Call for Chapters for The Prisoner & Philosophy: It Takes a Village (Open Court)
Ed. Jason Lee and Kim Paffenroth
This edited collection examines the new series of The Prisoner (2009) and the original. Both instantiations of the story raise important philosophical issues, and act as touchstones in current debates. We therefore seek work from scholars who work in many fields, including, but not exclusively, Philosophy, English, Theology, Political Science, Psychology, and Film and Television Studies. Rachel Ray writing in The Telegraph claims the new series is better than the original, and asks the fundamental question "Are you part of the solution, or the problem?" Regardless of the relative merits or values of the two versions, the new one is clearly working on building a "thicker" mythos, as well as most likely reaching a much larger audience. Comparison between old and new will therefore be especially relevant.
Send your 250 word abstract and 50 word bio-note to both editors
Jason Lee j.lee@derby.ac.uk and Kim Paffenroth kimpaffenroth@msn.com
Proposals due MARCH 1, 2010
Areas of consideration (including, but not limited to):
How does a comparison of the two series reflect on philosophical interpretations and developments in philosophy?
Politically is the Village a metaphor for the state overall?
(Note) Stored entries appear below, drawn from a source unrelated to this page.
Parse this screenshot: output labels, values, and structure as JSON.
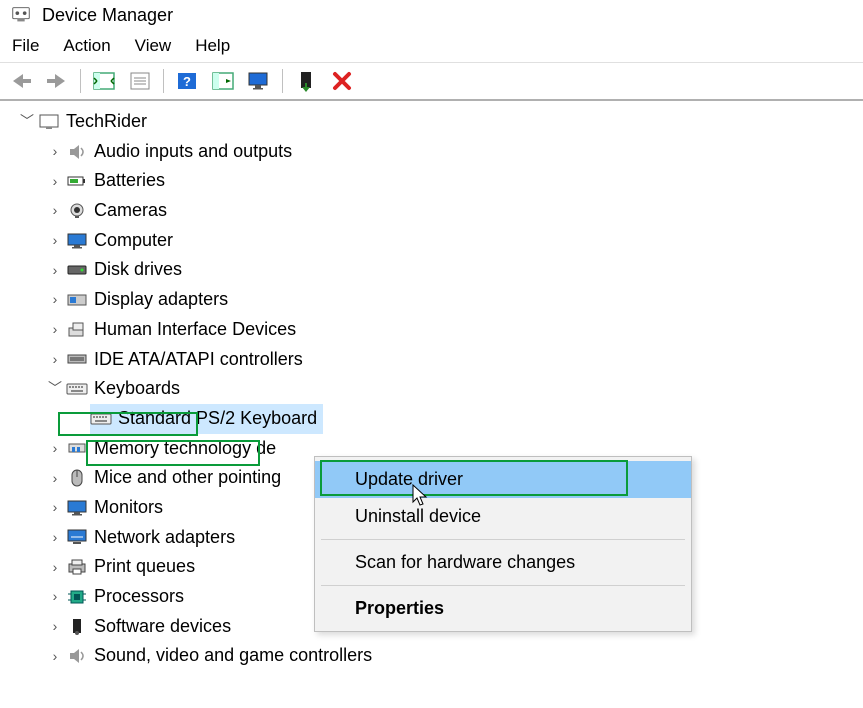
{
  "window": {
    "title": "Device Manager"
  },
  "menu": {
    "file": "File",
    "action": "Action",
    "view": "View",
    "help": "Help"
  },
  "tree": {
    "root": "TechRider",
    "nodes": {
      "audio": "Audio inputs and outputs",
      "batteries": "Batteries",
      "cameras": "Cameras",
      "computer": "Computer",
      "disk": "Disk drives",
      "display": "Display adapters",
      "hid": "Human Interface Devices",
      "ide": "IDE ATA/ATAPI controllers",
      "keyboards": "Keyboards",
      "keyboard_device": "Standard PS/2 Keyboard",
      "memtech": "Memory technology de",
      "mice": "Mice and other pointing",
      "monitors": "Monitors",
      "network": "Network adapters",
      "printq": "Print queues",
      "processors": "Processors",
      "software": "Software devices",
      "sound": "Sound, video and game controllers"
    }
  },
  "context_menu": {
    "update": "Update driver",
    "uninstall": "Uninstall device",
    "scan": "Scan for hardware changes",
    "properties": "Properties"
  }
}
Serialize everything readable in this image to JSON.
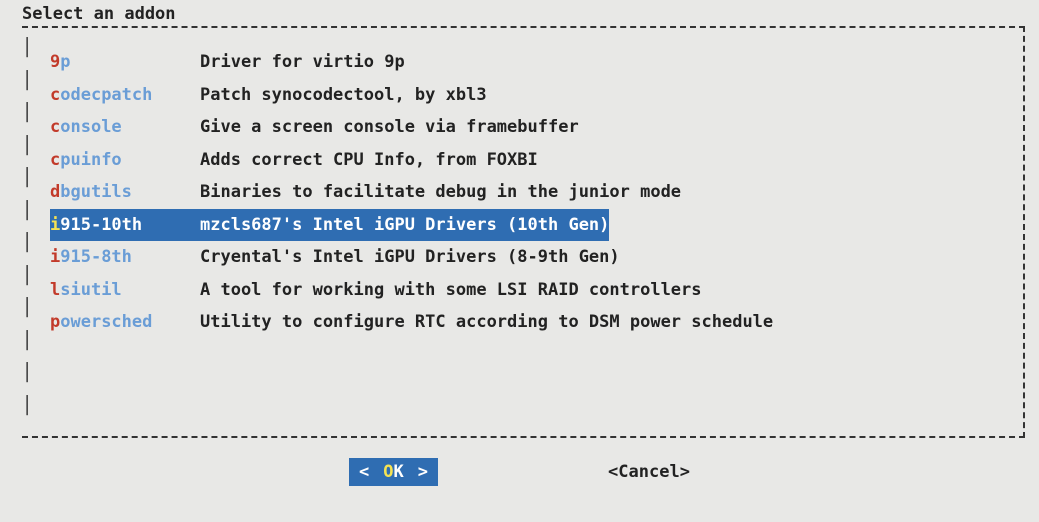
{
  "title": "Select an addon",
  "items": [
    {
      "hotkey": "9",
      "rest": "p",
      "desc": "Driver for virtio 9p",
      "selected": false
    },
    {
      "hotkey": "c",
      "rest": "odecpatch",
      "desc": "Patch synocodectool, by xbl3",
      "selected": false
    },
    {
      "hotkey": "c",
      "rest": "onsole",
      "desc": "Give a screen console via framebuffer",
      "selected": false
    },
    {
      "hotkey": "c",
      "rest": "puinfo",
      "desc": "Adds correct CPU Info, from FOXBI",
      "selected": false
    },
    {
      "hotkey": "d",
      "rest": "bgutils",
      "desc": "Binaries to facilitate debug in the junior mode",
      "selected": false
    },
    {
      "hotkey": "i",
      "rest": "915-10th",
      "desc": "mzcls687's Intel iGPU Drivers (10th Gen)",
      "selected": true
    },
    {
      "hotkey": "i",
      "rest": "915-8th",
      "desc": "Cryental's Intel iGPU Drivers (8-9th Gen)",
      "selected": false
    },
    {
      "hotkey": "l",
      "rest": "siutil",
      "desc": "A tool for working with some LSI RAID controllers",
      "selected": false
    },
    {
      "hotkey": "p",
      "rest": "owersched",
      "desc": "Utility to configure RTC according to DSM power schedule",
      "selected": false
    }
  ],
  "buttons": {
    "ok_hot": "O",
    "ok_rest": "K",
    "cancel": "<Cancel>"
  }
}
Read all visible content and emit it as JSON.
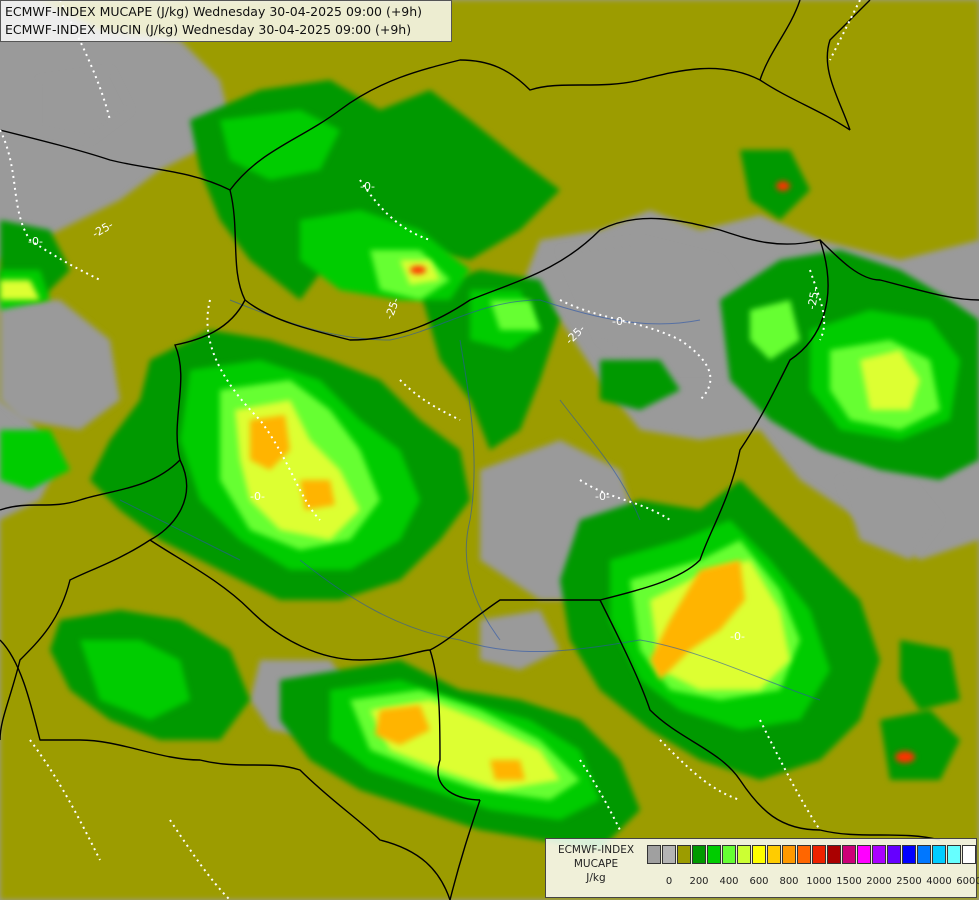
{
  "title": {
    "line1": "ECMWF-INDEX MUCAPE (J/kg) Wednesday 30-04-2025 09:00 (+9h)",
    "line2": "ECMWF-INDEX MUCIN (J/kg) Wednesday 30-04-2025 09:00 (+9h)"
  },
  "contour_labels": [
    "-0-",
    "-0-",
    "-0-",
    "-0-",
    "-0-",
    "-0-",
    "-25-",
    "-25-",
    "-25-",
    "-25-"
  ],
  "legend": {
    "line1": "ECMWF-INDEX",
    "line2": "MUCAPE",
    "line3": "J/kg",
    "colors": [
      "#a0a0a0",
      "#b4b4b4",
      "#9c9c00",
      "#009900",
      "#00cc00",
      "#66ff33",
      "#ccff33",
      "#ffff00",
      "#ffcc00",
      "#ff9900",
      "#ff6600",
      "#ee2200",
      "#aa0000",
      "#cc0077",
      "#ff00ff",
      "#aa00ff",
      "#6600ff",
      "#0000ff",
      "#0077ff",
      "#00ccff",
      "#66ffff",
      "#ffffff"
    ],
    "ticks": [
      "0",
      "200",
      "400",
      "600",
      "800",
      "1000",
      "1500",
      "2000",
      "2500",
      "4000",
      "6000"
    ]
  },
  "map_colors": {
    "background": "#9a9a9a",
    "olive": "#9c9c00",
    "dark_green": "#009900",
    "green": "#00cc00",
    "light_green": "#66ff33",
    "lime": "#ccff33",
    "yellow": "#ffff00",
    "orange": "#ffb400",
    "red": "#ff3300",
    "border": "#000000",
    "river": "#2a55aa"
  }
}
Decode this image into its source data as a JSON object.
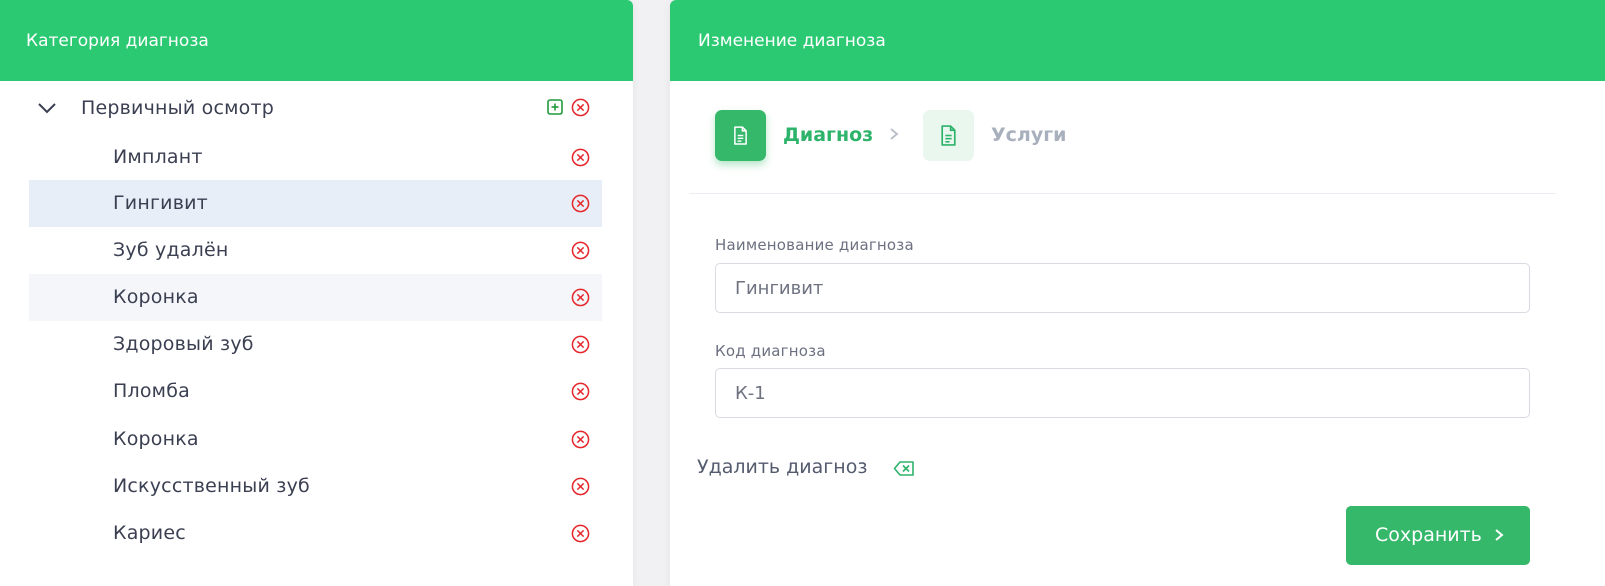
{
  "left_panel": {
    "title": "Категория диагноза",
    "tree": {
      "root_label": "Первичный осмотр",
      "items": [
        {
          "label": "Имплант"
        },
        {
          "label": "Гингивит"
        },
        {
          "label": "Зуб удалён"
        },
        {
          "label": "Коронка"
        },
        {
          "label": "Здоровый зуб"
        },
        {
          "label": "Пломба"
        },
        {
          "label": "Коронка"
        },
        {
          "label": "Искусственный зуб"
        },
        {
          "label": "Кариес"
        }
      ],
      "selected_index": 1,
      "hovered_index": 3
    }
  },
  "right_panel": {
    "title": "Изменение диагноза",
    "steps": [
      {
        "label": "Диагноз",
        "icon": "document-icon",
        "active": true
      },
      {
        "label": "Услуги",
        "icon": "document-icon",
        "active": false
      }
    ],
    "fields": {
      "name": {
        "label": "Наименование диагноза",
        "value": "Гингивит"
      },
      "code": {
        "label": "Код диагноза",
        "value": "К-1"
      }
    },
    "delete_label": "Удалить диагноз",
    "save_label": "Сохранить"
  },
  "colors": {
    "header_green": "#2cc973",
    "button_green": "#35b86a",
    "delete_red": "#e5262b",
    "selected_row": "#e8eef8"
  }
}
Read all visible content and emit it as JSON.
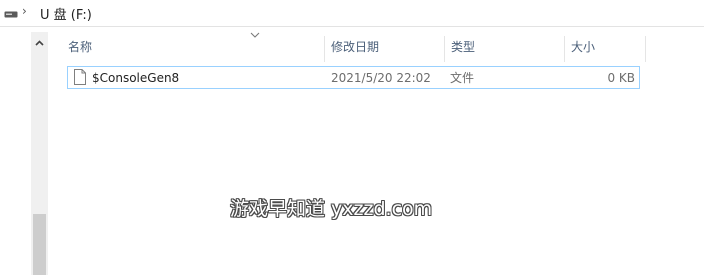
{
  "breadcrumb": {
    "drive_icon": "drive-icon",
    "separator": "›",
    "current_location": "U 盘 (F:)"
  },
  "columns": {
    "name": "名称",
    "date_modified": "修改日期",
    "type": "类型",
    "size": "大小",
    "sort_icon": "chevron-down-icon"
  },
  "files": [
    {
      "icon": "file-icon",
      "name": "$ConsoleGen8",
      "date_modified": "2021/5/20 22:02",
      "type": "文件",
      "size": "0 KB"
    }
  ],
  "watermark": "游戏早知道 yxzzd.com",
  "colors": {
    "selection_border": "#99d1ff",
    "header_text": "#4c607a"
  }
}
Is anyone actually free?
The shows were produced in different global situations. What is the significance of the Vietnam War, and The War on Terror?
How does the program highlight issues in society today, in our culture of observation, and ongoing wars with the “other”?
How does this also reflect on the 1950s and 1960s during the Cold War?
What are the various meanings and functions of the analysis of community in both shows? Alternatively, is the Village an inner state of mind, and Number 6 trapped internally?
How does the fetishisation of technology work? Does this have a psychosexual tension?
Is The Prisoner a human experiment, and how does this relate to ethics, both in the 1960s and now?
What is the show saying about developments in psychology and science, particularly behaviourism?
What is “truth” to Number 6, and to those that run the village, such as Number 2?
What is the interpretation of memory and identity in both series?
What is the nature of the “real” portrayed in the show, and how is this philosophically played with?
What are the religious implications of this?
How do elements of the psychedelic, such as drugs, work in the philosophy of the show? And how does this relate to popular experimental, and existential, thinkers, such as R.D. Laing?
What does the Number 6 signify, if anything, and does this relate to numerology?
Does Number 6 want to be Number 1, 6 being the opposite of 1 on the dice?
How are archetypes and binary opposites used in the series?
What are the key narrative devises that relate to psychological and philosophical insights?
Who is Number 2, who is Number 1, what is Rover?
Who is actually running the Village?
Where is the Village really, in both shows, and what does this mean?
Who are the other residents, their histories, functions, and implications?